Customs does not racially profile passengers entering New Zealand or target them because of their religion, the Minister of Customs says.
Earlier this week, RNZ News spoke to 14 members of New Zealand's Muslim community who said they had been stopped by Customs for several hours while returning from abroad, questioned about their travels while their bags and mobile devices are extensively searched.
They believed the searches were because of their ethnic background or because they were Islamic.
One man of Tunisian descent, Mohamed, said he was held at Auckland Airport for two hours after backpacking through Southeast Asia and again while returning from visiting family.
In both cases, he was asked to show proof of his travel details and hotels, and to hand over passwords to his electronic devices, and his photos were used to check his information.
Another man of Somali background, Abdelsalam, said he and his pregnant wife were searched and questioned for four hours last year while on their way back from Dubai.
National's Hamilton East MP David Bennett told Customs Minister Nicky Wagner at a select committee today that Somali members of his electorate were regularly subjected to similar treatment.
"I had dinner with some of my Somali community on Monday, and they said sometimes they can get held up for three to four hours at the border coming back from their country.
"And these are people who have worked for 10 years in government departments in Hamilton, they pose no risk at all, and yet just because of the country of origin that they've gone to it makes it then difficult."
But the minister said the department did not target passengers because of either race or religion.
"We can't single them out because we don't have any way to collect any information about race or religion, so we can't do that," she said.
"We can see them, but we stop people because there's some kind of information that we think is risk. And it might be where they travel, it's often geographically where they've been."
Ms Wagner said that information could include where the passenger was travelling from, how long they've spent their time there, where they bought their ticket and who bought it for them.
"We have to be vigilant obviously, but we certainly don't racially profile. We would never do that."
But Labour's customs spokesperson, Rino Tirikatene, said it smacked of racial profiling.
"To me, that's more than just the standard intelligence or passenger information. It's very clearly racial profiling in my mind."
Green MP Kennedy Graham said there needed to be more than just anecdotal evidence.
"You've got be careful that you're not leaping to conclusions in terms of racial or religious profiling because there may well be behind that some evidence for their actions, you'd have to give them the benefit of the doubt," Mr Graham said.
The government is planning to introduce legislation later this year that will give Customs the authority to demand the passwords to travellers' electronic devices.

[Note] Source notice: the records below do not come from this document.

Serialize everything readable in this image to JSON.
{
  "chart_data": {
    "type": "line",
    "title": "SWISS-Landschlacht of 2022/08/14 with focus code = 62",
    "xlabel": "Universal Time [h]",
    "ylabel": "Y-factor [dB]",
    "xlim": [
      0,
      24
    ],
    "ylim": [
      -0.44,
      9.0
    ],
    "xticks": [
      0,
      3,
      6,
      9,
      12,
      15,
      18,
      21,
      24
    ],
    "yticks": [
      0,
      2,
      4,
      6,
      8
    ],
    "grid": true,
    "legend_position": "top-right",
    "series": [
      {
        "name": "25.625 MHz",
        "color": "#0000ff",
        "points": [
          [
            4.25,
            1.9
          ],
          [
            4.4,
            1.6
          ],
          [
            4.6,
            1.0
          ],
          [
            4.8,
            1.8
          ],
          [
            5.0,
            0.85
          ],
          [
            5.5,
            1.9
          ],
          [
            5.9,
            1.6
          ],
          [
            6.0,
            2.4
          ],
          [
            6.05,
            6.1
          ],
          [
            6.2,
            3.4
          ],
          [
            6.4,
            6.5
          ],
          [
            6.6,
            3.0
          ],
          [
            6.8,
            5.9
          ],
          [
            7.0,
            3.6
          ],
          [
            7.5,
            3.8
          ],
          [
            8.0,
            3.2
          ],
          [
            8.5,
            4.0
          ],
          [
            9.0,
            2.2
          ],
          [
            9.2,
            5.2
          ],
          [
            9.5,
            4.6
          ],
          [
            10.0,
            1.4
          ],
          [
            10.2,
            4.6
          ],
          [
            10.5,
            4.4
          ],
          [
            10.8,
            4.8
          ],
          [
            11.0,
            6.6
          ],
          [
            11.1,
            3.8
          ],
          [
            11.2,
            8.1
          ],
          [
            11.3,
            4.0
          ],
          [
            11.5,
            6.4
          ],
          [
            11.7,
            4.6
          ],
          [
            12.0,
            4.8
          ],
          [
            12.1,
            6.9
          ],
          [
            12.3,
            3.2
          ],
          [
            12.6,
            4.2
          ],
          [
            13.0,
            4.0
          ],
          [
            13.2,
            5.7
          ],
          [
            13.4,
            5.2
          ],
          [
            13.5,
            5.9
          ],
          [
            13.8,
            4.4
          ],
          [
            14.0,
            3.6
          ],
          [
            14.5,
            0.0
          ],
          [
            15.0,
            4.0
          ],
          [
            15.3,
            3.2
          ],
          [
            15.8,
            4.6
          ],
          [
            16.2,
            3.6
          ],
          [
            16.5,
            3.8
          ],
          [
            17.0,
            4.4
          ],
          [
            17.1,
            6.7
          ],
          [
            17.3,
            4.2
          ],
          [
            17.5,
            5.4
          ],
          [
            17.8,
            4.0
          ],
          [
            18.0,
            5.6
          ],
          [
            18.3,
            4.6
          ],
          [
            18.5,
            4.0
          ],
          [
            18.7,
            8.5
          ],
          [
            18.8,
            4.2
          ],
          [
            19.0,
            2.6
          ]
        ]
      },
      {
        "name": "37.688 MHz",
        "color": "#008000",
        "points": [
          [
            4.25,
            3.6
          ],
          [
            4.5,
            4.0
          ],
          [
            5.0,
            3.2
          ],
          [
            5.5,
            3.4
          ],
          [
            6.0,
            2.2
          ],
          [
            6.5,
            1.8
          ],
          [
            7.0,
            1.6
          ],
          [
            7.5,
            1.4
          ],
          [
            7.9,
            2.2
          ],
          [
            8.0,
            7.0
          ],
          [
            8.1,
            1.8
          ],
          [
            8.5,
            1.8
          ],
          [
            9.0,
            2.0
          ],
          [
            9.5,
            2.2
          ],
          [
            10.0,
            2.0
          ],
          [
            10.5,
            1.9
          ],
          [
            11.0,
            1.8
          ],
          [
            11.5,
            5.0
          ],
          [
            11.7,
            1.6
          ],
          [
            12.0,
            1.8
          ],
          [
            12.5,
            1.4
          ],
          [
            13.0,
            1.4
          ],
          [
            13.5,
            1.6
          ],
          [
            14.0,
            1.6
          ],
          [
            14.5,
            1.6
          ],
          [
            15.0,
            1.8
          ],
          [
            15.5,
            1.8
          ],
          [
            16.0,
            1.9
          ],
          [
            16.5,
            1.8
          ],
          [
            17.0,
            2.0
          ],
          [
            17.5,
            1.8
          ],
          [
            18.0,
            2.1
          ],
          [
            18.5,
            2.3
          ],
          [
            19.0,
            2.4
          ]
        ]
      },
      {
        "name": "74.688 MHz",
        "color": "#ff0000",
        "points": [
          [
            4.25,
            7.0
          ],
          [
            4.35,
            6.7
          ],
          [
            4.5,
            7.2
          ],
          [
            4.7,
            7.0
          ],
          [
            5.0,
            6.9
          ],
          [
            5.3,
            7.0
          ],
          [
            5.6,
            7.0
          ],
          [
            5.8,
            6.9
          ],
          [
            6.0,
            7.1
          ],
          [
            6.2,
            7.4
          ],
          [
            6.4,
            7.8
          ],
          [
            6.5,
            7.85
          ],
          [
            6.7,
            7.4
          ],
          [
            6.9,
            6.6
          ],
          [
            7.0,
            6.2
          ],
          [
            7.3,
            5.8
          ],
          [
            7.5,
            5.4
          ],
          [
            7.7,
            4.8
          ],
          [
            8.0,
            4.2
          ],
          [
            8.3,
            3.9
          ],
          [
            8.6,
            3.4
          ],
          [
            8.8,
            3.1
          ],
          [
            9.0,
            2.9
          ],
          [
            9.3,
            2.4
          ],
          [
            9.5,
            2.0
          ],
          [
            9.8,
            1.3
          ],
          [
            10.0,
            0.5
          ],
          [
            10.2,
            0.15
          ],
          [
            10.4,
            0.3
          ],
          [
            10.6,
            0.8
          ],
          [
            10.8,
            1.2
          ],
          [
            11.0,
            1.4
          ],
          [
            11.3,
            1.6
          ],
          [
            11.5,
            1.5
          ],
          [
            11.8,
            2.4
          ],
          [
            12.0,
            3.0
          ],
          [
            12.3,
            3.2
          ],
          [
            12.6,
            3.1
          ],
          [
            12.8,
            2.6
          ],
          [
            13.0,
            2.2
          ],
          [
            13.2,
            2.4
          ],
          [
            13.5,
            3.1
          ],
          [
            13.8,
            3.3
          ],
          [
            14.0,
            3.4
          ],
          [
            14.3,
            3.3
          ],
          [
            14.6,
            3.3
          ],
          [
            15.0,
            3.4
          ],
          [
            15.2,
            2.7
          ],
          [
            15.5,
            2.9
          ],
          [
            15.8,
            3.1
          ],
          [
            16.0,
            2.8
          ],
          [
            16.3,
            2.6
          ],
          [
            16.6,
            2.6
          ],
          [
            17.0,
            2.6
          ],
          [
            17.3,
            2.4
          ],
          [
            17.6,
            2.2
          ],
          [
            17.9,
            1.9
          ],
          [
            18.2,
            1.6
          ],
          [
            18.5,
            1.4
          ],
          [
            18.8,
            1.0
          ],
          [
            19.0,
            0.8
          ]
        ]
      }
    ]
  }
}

Ms Wagner said the current review of the Customs and Excise Act 1996 would limit the conditions in which electronic devices are searched.
"We will only be able to look at e-devices if there's a threshold."
"People come through and talk to our customs agents, then we can look at their travel goods, it's only after that we'll be looking at devices."
She said that threshold would likely be a "reason to suspect", and would include origin of travel, but wouldn't be used to racially profile passengers.